Aller au contenu

Page:Guyau - Les Problèmes de l’esthétique contemporaine.djvu/97

La bibliothèque libre.
Le texte de cette page a été corrigé et est conforme au fac-similé.

Supprimez cette sensation vitale de la brise fraîche, cette action d’ouvrir les yeux en secouant le rêve ; le paysage lui-même se brouillera ; on ne verra plus l’étoile. C’est qu’en réalité on ne la voit pas seulement avec l’œil, tous les sens excités à la fois contribuent à la formation du tableau. Bien plus, un sentiment moral, une idée vient en hâte s’ajouter à l’image sensible : on pressent que, par cette clarté matinale de l’étoile, le poète entend autre chose qu’une simple lueur matérielle ; on entrevoit le symbole et la légende sous la réalité ; l’intelligence même aide alors l’imagination, et nous nous mettons pour ainsi dire tout entiers dans cette vision de l’astre dissipant la nuit et resplendissant « au fond du ciel lointain[1]. »

  1. Nous pourrions faire des remarques analogues sur cet autre passage de Flaubert où les représentations, empruntées à tous les sens et qui forment paysage, ne sont que l’expression et comme le renforcement du sentiment même, de telle sorte que le tableau, vu sous un certain angle, est tout sensible, et, regardé à un autre point de vue, est tout moral :

    « La nuit douce s’étalait autour d’eux… Emma, les yeux à demi-clos, aspirait avec de grands soupirs le vent frais qui soufflait.
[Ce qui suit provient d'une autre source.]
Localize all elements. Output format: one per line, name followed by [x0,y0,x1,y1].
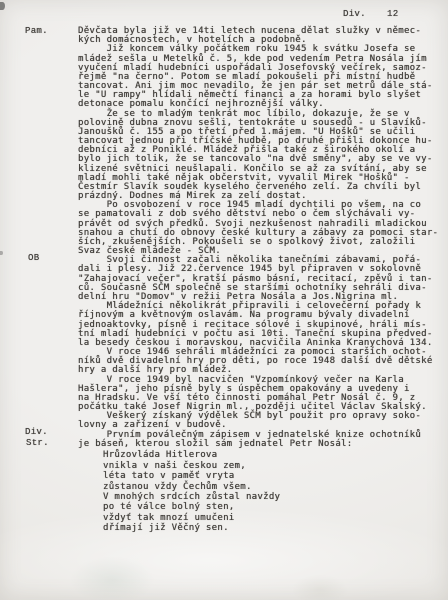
margin-note-ob: OB [28,253,39,263]
margin-note-str: Str. [26,438,49,448]
body-text: Děvčata byla již ve 14ti letech nucena d… [78,27,438,449]
scan-artifact-corner [0,2,5,10]
poem-stanza-2: V mnohých srdcích zůstal navždy po té vá… [103,492,280,534]
header-section-label: Div. [343,9,366,19]
poem-stanza-1: Hrůzovláda Hitlerova vnikla v naši česko… [103,450,252,492]
scanned-document-page: Div. 12 Pam. OB Div. Str. Děvčata byla j… [0,0,448,600]
scan-artifact-edge [0,251,3,255]
margin-note-div: Div. [25,427,48,437]
header-page-number: 12 [387,9,398,19]
margin-note-pam: Pam. [25,26,48,36]
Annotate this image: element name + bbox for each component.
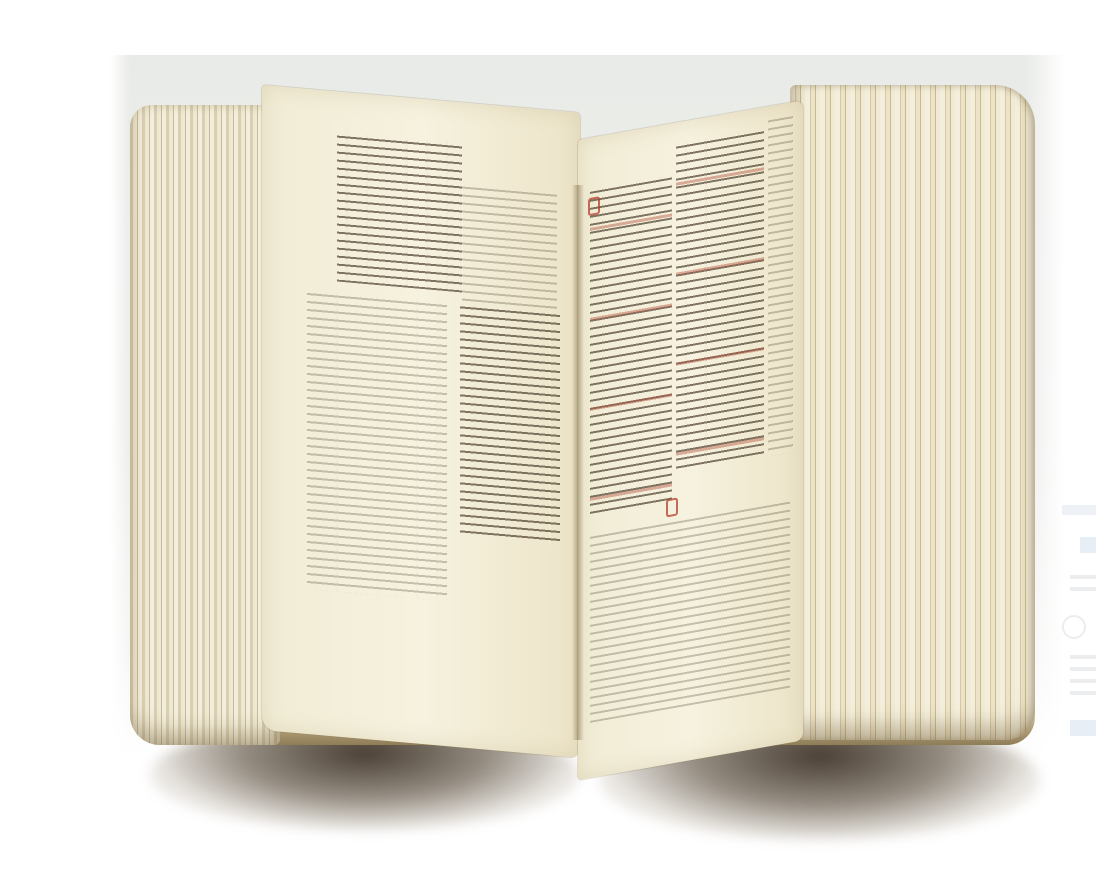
ghost-text-line [1070, 679, 1096, 683]
left-page [262, 85, 580, 758]
red-initial-icon [666, 497, 678, 517]
left-page-column-2-faded-text [462, 182, 557, 310]
right-page-gloss-block [590, 498, 790, 723]
ghost-header-bar [1062, 505, 1096, 515]
right-page [578, 100, 803, 780]
ghosted-background-ui [1062, 495, 1096, 755]
right-page-stack [790, 85, 1035, 740]
right-page-column-1-text [590, 173, 672, 517]
ghost-text-line [1070, 667, 1096, 671]
right-page-column-2-text [676, 127, 764, 473]
red-initial-icon [588, 196, 600, 216]
left-page-column-1-faded-text [307, 289, 447, 601]
left-page-column-1-upper-text [337, 132, 462, 293]
ghost-text-line [1070, 587, 1096, 591]
left-page-stack [130, 105, 280, 745]
ghost-avatar-icon [1062, 615, 1086, 639]
ghost-text-line [1070, 691, 1096, 695]
ghost-button-icon [1080, 537, 1096, 553]
ghost-text-line [1070, 575, 1096, 579]
left-page-column-2-text [460, 302, 560, 546]
right-page-margin-notes [768, 112, 793, 456]
book-gutter [572, 185, 584, 740]
ghost-text-line [1070, 655, 1096, 659]
ghost-button-icon [1070, 720, 1096, 736]
photo-stage: An open handwritten medieval manuscript … [0, 0, 1096, 891]
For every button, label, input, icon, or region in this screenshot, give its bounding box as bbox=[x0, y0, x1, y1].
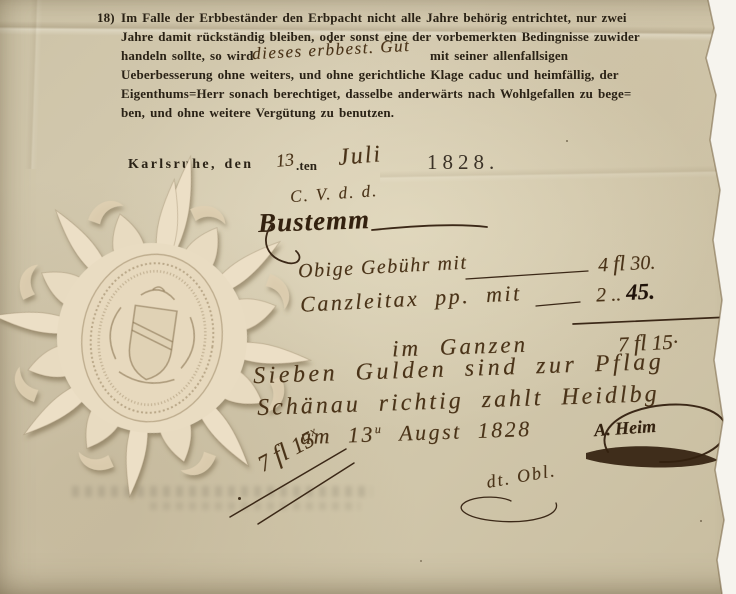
fee-row1-label: Obige Gebühr mit bbox=[298, 252, 469, 284]
fee-row1-dash-line bbox=[466, 271, 588, 279]
florin-symbol: fl bbox=[612, 250, 626, 276]
clerk-signature-tail bbox=[372, 225, 487, 230]
fee-row2-gulden: 2 .. bbox=[596, 283, 622, 306]
fee-row2-dash-line bbox=[536, 302, 580, 306]
clause-line-4: Ueberbesserung ohne weiters, und ohne ge… bbox=[121, 65, 619, 84]
dateline-day: 13 bbox=[275, 149, 295, 172]
dateline-day-suffix: .ten bbox=[296, 156, 317, 175]
clause-number: 18) bbox=[97, 8, 115, 27]
receipt-line-3: am 13u Augst 1828 bbox=[300, 416, 532, 450]
sum-rule-line bbox=[573, 317, 730, 324]
receipt-signature: A. Heim bbox=[593, 416, 656, 441]
clause-line-5: Eigenthums=Herr sonach berechtiget, dass… bbox=[121, 84, 631, 103]
ink-speck bbox=[420, 560, 422, 562]
fold-crease-left-vertical bbox=[25, 0, 43, 169]
fee-row2-kreuzer: 45. bbox=[625, 278, 655, 304]
clause-line-3a: handeln sollte, so wird bbox=[121, 46, 254, 65]
signature-flourish-thick-stroke bbox=[586, 446, 718, 467]
fee-row1-amount: 4 fl 30. bbox=[597, 249, 656, 278]
dateline-year: 1828. bbox=[427, 150, 499, 175]
ink-speck bbox=[566, 140, 568, 142]
bottom-note-flourish bbox=[461, 497, 556, 522]
fee-row2-amount: 2 .. 45. bbox=[595, 278, 655, 307]
clerk-signature: Bustemm bbox=[257, 204, 370, 239]
fee-row1-kreuzer: 30. bbox=[630, 252, 656, 275]
bottom-abbreviation-note: dt. Obl. bbox=[485, 460, 558, 493]
ink-speck bbox=[700, 520, 702, 522]
fee-row1-gulden: 4 bbox=[598, 254, 609, 276]
clause-line-1: Im Falle der Erbbeständer den Erbpacht n… bbox=[121, 8, 627, 27]
clause-line-3b: mit seiner allenfallsigen bbox=[430, 46, 568, 65]
receipt-line-3b: Augst 1828 bbox=[383, 416, 532, 446]
dateline-month: Juli bbox=[337, 141, 383, 172]
fee-row2-label: Canzleitax pp. mit bbox=[299, 280, 522, 318]
document-scan: 18) Im Falle der Erbbeständer den Erbpac… bbox=[0, 0, 736, 594]
clause-line-6: ben, und ohne weitere Vergütung zu benut… bbox=[121, 103, 394, 122]
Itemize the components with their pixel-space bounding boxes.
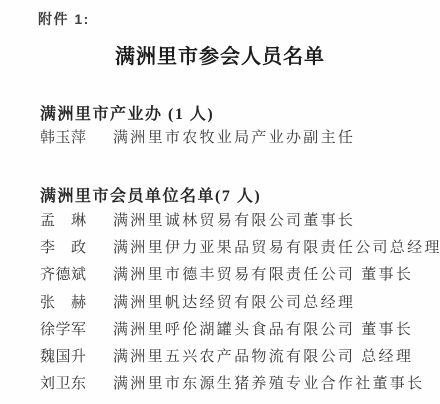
participant-row: 韩玉萍满洲里市农牧业局产业办副主任 xyxy=(40,125,430,152)
participant-name: 李 政 xyxy=(40,235,113,262)
participant-name: 韩玉萍 xyxy=(40,125,113,152)
participant-row: 刘卫东满洲里市东源生猪养殖专业合作社董事长 xyxy=(40,371,430,398)
participant-role: 满洲里市东源生猪养殖专业合作社董事长 xyxy=(113,376,424,392)
participant-row: 徐学军满洲里呼伦湖罐头食品有限公司 董事长 xyxy=(40,317,430,344)
document-page: 附件 1: 满洲里市参会人员名单 满洲里市产业办 (1 人) 韩玉萍满洲里市农牧… xyxy=(0,0,440,404)
attachment-label: 附件 1: xyxy=(38,9,90,29)
participant-role: 满洲里呼伦湖罐头食品有限公司 董事长 xyxy=(113,322,413,338)
participant-name: 齐德斌 xyxy=(40,262,113,289)
participant-name: 徐学军 xyxy=(40,317,113,344)
participant-name: 刘卫东 xyxy=(40,371,113,398)
participant-row: 齐德斌满洲里市德丰贸易有限责任公司 董事长 xyxy=(40,262,430,289)
participant-row: 魏国升满洲里五兴农产品物流有限公司 总经理 xyxy=(40,344,430,371)
participant-name: 张 赫 xyxy=(40,290,113,317)
page-title: 满洲里市参会人员名单 xyxy=(0,40,440,69)
section-industry-office-rows: 韩玉萍满洲里市农牧业局产业办副主任 xyxy=(40,125,430,152)
participant-row: 李 政满洲里伊力亚果品贸易有限责任公司总经理 xyxy=(40,235,430,262)
participant-name: 魏国升 xyxy=(40,344,113,371)
participant-row: 孟 琳满洲里诚林贸易有限公司董事长 xyxy=(40,208,430,235)
participant-row: 张 赫满洲里帆达经贸有限公司总经理 xyxy=(40,290,430,317)
participant-role: 满洲里帆达经贸有限公司总经理 xyxy=(113,295,355,311)
participant-role: 满洲里伊力亚果品贸易有限责任公司总经理 xyxy=(113,240,440,256)
participant-role: 满洲里市农牧业局产业办副主任 xyxy=(113,130,355,146)
participant-role: 满洲里诚林贸易有限公司董事长 xyxy=(113,213,355,229)
participant-role: 满洲里五兴农产品物流有限公司 总经理 xyxy=(113,349,413,365)
participant-name: 孟 琳 xyxy=(40,208,113,235)
section-heading-member-units: 满洲里市会员单位名单(7 人) xyxy=(40,183,430,206)
section-member-units-rows: 孟 琳满洲里诚林贸易有限公司董事长 李 政满洲里伊力亚果品贸易有限责任公司总经理… xyxy=(40,208,430,398)
section-heading-industry-office: 满洲里市产业办 (1 人) xyxy=(40,101,430,124)
participant-role: 满洲里市德丰贸易有限责任公司 董事长 xyxy=(113,267,413,283)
Ils ne se parlaient pas, trop perdus qu’ils étaient dans l’envahissement de leur rêverie. La tendresse des anciens jours leur revenait au cœur, abondante et silencieuse comme la rivière qui coulait, avec autant de mollesse qu’en apportait le parfum des seringas, et projetait dans leur souvenir des ombres plus démesurées et mélancoliques que celles des saules immobiles qui s’allongeaient sur l’herbe. »

    On remarquera que les images empruntées à la vue perdent leur indifférence dans ce passage, à cause du sentiment qui s’y attache : les ombres des saules telles que le romancier nous les montre, immobiles et démesurées, nous produisent aussitôt une impression plus morale encore que sensible : elles deviennent, comme il l’a voulu, un symbole de tristesse et finissent par s’étendre sur notre âme même.